Hahn Airport (HHN) has had an eventful history. This is evidenced by the various changes of ownership over the past 30 years or so. But what future does the airport have, located around 110 km southwest of the large Rhine-Main Airport? Does it have any economic prospects at all? TRIWO CEO, Peter Adrian delivered answers to this and other issues concerning HHN, during his recent presentation at the German Air Cargo Association (acd).

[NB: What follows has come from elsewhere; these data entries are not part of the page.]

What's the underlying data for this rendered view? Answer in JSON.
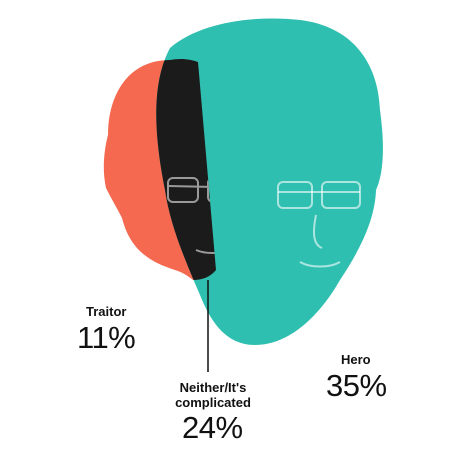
{
  "chart_data": {
    "type": "venn",
    "categories": [
      "Traitor",
      "Neither/It's complicated",
      "Hero"
    ],
    "values": [
      11,
      24,
      35
    ],
    "value_labels": [
      "11%",
      "24%",
      "35%"
    ],
    "series_colors": {
      "Traitor": "#f4694f",
      "Neither/It's complicated": "#1b1b1b",
      "Hero": "#2fbfb0"
    },
    "legend": "none"
  }
}
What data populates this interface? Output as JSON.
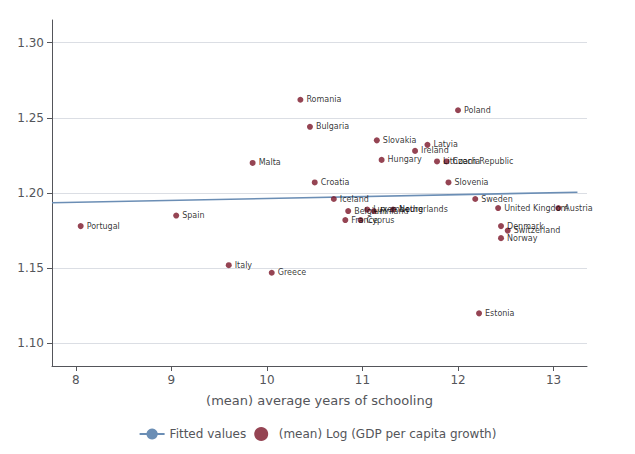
{
  "chart_data": {
    "type": "scatter",
    "xlabel": "(mean) average years of schooling",
    "xlim": [
      7.75,
      13.35
    ],
    "ylim": [
      1.085,
      1.315
    ],
    "xticks": [
      8,
      9,
      10,
      11,
      12,
      13
    ],
    "yticks": [
      {
        "value": 1.1,
        "label": "1.10"
      },
      1.15,
      {
        "value": 1.2,
        "label": "1.20"
      },
      1.25,
      {
        "value": 1.3,
        "label": "1.30"
      }
    ],
    "grid": "y",
    "legend": "bottom",
    "series": [
      {
        "name": "Fitted values",
        "type": "line",
        "color": "#6b8eb5",
        "x": [
          7.75,
          13.25
        ],
        "values": [
          1.1935,
          1.2005
        ]
      },
      {
        "name": "(mean) Log (GDP per capita growth)",
        "type": "scatter",
        "color": "#7b1528",
        "x": [
          8.05,
          9.05,
          9.6,
          10.05,
          9.85,
          10.35,
          10.45,
          10.5,
          10.7,
          10.85,
          10.82,
          10.98,
          11.05,
          11.12,
          11.15,
          11.2,
          11.32,
          11.55,
          11.68,
          11.78,
          11.88,
          11.9,
          12.0,
          12.18,
          12.42,
          12.45,
          12.52,
          12.45,
          12.22,
          13.05
        ],
        "values": [
          1.178,
          1.185,
          1.152,
          1.147,
          1.22,
          1.262,
          1.244,
          1.207,
          1.196,
          1.188,
          1.182,
          1.182,
          1.189,
          1.188,
          1.235,
          1.222,
          1.189,
          1.228,
          1.232,
          1.221,
          1.221,
          1.207,
          1.255,
          1.196,
          1.19,
          1.178,
          1.175,
          1.17,
          1.12,
          1.19
        ],
        "labels": [
          "Portugal",
          "Spain",
          "Italy",
          "Greece",
          "Malta",
          "Romania",
          "Bulgaria",
          "Croatia",
          "Iceland",
          "Belgium",
          "France",
          "Cyprus",
          "Luxembourg",
          "Finland",
          "Slovakia",
          "Hungary",
          "Netherlands",
          "Ireland",
          "Latvia",
          "Lithuania",
          "Czech Republic",
          "Slovenia",
          "Poland",
          "Sweden",
          "United Kingdom",
          "Denmark",
          "Switzerland",
          "Norway",
          "Estonia",
          "Austria"
        ]
      }
    ]
  }
}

Pictured left to right are: Ingo Richter, acd board member  /  Peter Adrian, CEO TRIWO AG / Christopher Stoller, President acd – courtesy: acd

TRIWO AG bought Frankfurt-Hahn Airport out of insolvency in April 2023, following a month-long bidding process, loudly applauded by Hahn’s 400+ employees. However, the takeover took place at a time of a downturn in air freight which has more or less continued to the present day. Despite meager freight figures, Adrian assured the acd members that the management firmly believes in Hahn’s success. He also confirmed that owner TRIWO AG will keep its word and invest 20 million euros in the location in the coming years.
The master plan includes the renovation of the apron areas, the acquisition of a maintenance hangar, the rollover of the ground fleet from carbon to electric powered vehicles, and the modernization of the airport’s equipment, for example. In addition, key areas in the passenger terminal are to be renovated and operational processes improved to ensure a better customer experience.
“I assume that there won’t be any new airport being built in Germany within the next couple of decades,” the manager predicted, pointing at growing public resistance to aviation due to noise pollution and greenhouse gas emissions. Notorious naysayers even try to torpedo plans to expand existing airports that, at times, operate at capacity limit, he said.

24/7/365 ops permit is Hahn’s biggest asset
The manager expressly welcomed the fact that Hahn enjoys broad support among the population in the surrounding region – a stark contrast to the widespread air traffic skepticism within the EU. At HHN, there is little industry within a radius of 50 km, and those who work at the airport do not want to risk their jobs.
Unlike most German airports, HHN offers carriers the choice of 24/7 operations, given an unlimited night flight permit and broad slot availability. For cargo airlines in particular, these are attractive conditions for opting in favor of HHN. In addition to these operational features, users also appreciate the direct access to the management, whose doors are always open to existing and potential customers.
“Hahn Airport is a valuable pillar for the German export industry,” emphasized Mr. Adrian. This will be even more the case once HHN is technically updated.

High level of acceptance
Turning to last year’s traffic results, he admitted that, similar to other German and most European airports, Hahn felt the effects of the current decline in cargo volumes. “Such cycles are normal in the aviation industry. In contrast, air freight experienced record demand when the borders were closed due to Covid 19. Now, cargo is suffering from overcapacity and declining rate levels. However, this phase will pass, and volumes will rise again, which also applies to rates,” he predicted, optimistically.

The entrepreneur went on to say that Hahn Airport enjoys a high level of acceptance within the logistics and air freight industry. This is demonstrated not only by carriers offering scheduled services, but also by the high number of charter missions, commencing or ending at HHN.

Freight figures cause concern
Mr. Adrian referred to promising talks with airlines showing interest in serving Hahn, but did not reveal any names.
At the end of his presentation, he looked far into the future. “By 2030, we expect an annual freight throughput of 400,000 tons and 4 million passengers departing from or arriving at Hahn.”
However, there is still a long way to go, at least in terms of air freight. According to official data, a total of 127,422 tons were handled at Frankfurt Hahn from January 2023 to the end of October 2023. This is a drop of 30.9% compared to the same period last year.